Keeper Security’s Critical Findings: Why AI Agents and Machine Identities Remain Vulnerable

Keeper Security’s latest research into non-human identity security reveals a sobering reality: most organizations have built no meaningful defenses against AI agent and machine identity compromise. The study analyzed thousands of enterprise environments and found systematic blindspots—not from neglect, but from fundamental misalignment between how systems were built and how non-human identities actually operate.

The research highlights three critical gaps:

The Inventory Blindness Problem. Organizations cannot manage what they cannot see. Yet Keeper’s analysis shows that the average enterprise has zero complete inventory of its machine identities. Service accounts exist in Active Directory. API keys reside in CI/CD platforms. Kubernetes service account tokens live in cluster etcd stores. Cloud provider IAM roles operate independently. This fragmentation is intentional by design—each system optimizes for its own ecosystem. But the sum total is organizational blindness. Adversaries exploit this by compromising one machine identity, then pivoting across undocumented lateral channels. Defenders never detect the pivot because they have no baseline of what traffic is normal.

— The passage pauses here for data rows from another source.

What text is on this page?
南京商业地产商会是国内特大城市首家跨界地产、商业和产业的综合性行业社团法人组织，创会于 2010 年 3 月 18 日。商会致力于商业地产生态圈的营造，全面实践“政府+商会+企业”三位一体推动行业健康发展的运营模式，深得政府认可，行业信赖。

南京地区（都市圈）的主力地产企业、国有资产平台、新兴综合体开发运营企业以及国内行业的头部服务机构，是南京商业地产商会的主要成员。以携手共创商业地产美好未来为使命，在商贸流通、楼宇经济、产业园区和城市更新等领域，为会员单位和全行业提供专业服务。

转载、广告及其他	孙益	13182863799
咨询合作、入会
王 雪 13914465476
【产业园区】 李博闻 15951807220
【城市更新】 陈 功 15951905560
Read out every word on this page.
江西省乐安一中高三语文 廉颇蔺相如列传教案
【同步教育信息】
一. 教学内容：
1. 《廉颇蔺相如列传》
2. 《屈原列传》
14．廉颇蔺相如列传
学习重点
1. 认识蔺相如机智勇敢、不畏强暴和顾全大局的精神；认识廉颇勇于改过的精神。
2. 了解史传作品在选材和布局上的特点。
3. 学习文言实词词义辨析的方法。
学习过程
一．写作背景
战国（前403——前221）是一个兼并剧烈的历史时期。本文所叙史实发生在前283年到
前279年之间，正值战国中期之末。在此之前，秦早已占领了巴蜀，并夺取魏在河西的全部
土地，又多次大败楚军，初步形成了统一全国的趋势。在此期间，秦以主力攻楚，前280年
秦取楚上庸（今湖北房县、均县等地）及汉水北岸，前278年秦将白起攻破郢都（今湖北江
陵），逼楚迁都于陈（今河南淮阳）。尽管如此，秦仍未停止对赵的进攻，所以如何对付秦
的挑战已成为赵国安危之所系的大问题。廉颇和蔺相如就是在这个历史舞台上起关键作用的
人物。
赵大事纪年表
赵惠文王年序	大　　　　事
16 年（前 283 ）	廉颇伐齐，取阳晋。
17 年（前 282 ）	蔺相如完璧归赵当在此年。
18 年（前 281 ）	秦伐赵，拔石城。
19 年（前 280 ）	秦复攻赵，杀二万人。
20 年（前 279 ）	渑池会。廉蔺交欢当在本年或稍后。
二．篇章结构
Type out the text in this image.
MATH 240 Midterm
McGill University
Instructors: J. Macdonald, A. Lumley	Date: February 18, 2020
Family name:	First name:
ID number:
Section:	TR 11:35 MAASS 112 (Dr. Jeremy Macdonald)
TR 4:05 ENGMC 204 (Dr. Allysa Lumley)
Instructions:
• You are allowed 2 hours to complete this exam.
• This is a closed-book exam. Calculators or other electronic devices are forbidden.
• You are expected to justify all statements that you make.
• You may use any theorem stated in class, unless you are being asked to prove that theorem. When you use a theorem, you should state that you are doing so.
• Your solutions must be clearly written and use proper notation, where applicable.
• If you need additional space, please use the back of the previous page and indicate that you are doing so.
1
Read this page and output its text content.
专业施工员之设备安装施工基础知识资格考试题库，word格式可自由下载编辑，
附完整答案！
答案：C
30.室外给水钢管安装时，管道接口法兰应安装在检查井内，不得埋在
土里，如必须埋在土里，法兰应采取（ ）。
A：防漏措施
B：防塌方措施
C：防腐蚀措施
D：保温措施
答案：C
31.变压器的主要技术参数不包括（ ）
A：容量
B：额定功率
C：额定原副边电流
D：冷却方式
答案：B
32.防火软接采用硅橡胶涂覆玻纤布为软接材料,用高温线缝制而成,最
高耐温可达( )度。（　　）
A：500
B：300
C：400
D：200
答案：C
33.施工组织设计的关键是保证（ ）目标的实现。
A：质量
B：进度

The Permission Explosion Challenge. Machine identities accumulate permissions through inheritance, not explicit grants. A microservice receives permissions to call APIs, which grant it access to databases, which expose connection strings to downstream systems. One over-scoped service account cascades privileges across an entire infrastructure layer. Keeper found that average privilege scope for machine identities is 15-20x broader than necessary. Enterprises have attempted to implement least privilege—policy frameworks exist—but implementation is fragmented. No unified governance layer spans all infrastructure types.

The Verification Void. Unlike human identities, machine identities rarely undergo periodic access reviews or certification. A human account access review is common. A machine identity review is nearly unheard of. Service accounts are created for specific tasks, then operate indefinitely with original permissions. Decommissioned systems leave behind zombie credentials. Adversaries exploit this: an old, forgotten service account becomes a persistence mechanism—it operates with legacy permissions from years of accumulated privilege grants, yet it never appears on security dashboards because it rarely acts.

The common thread: machine identity security governance exists in theory but is absent in practice. Organizations lack the unified visibility, control, and certification frameworks necessary to govern non-human identities at scale.

Remediation requires architectural investment: centralized machine identity discovery, permission baseline analysis, continuous entitlement certification, and automated remediation workflows. Keeper’s research suggests the complexity is addressable—but only for organizations willing to treat non-human identity governance as a strategic priority, not an afterthought.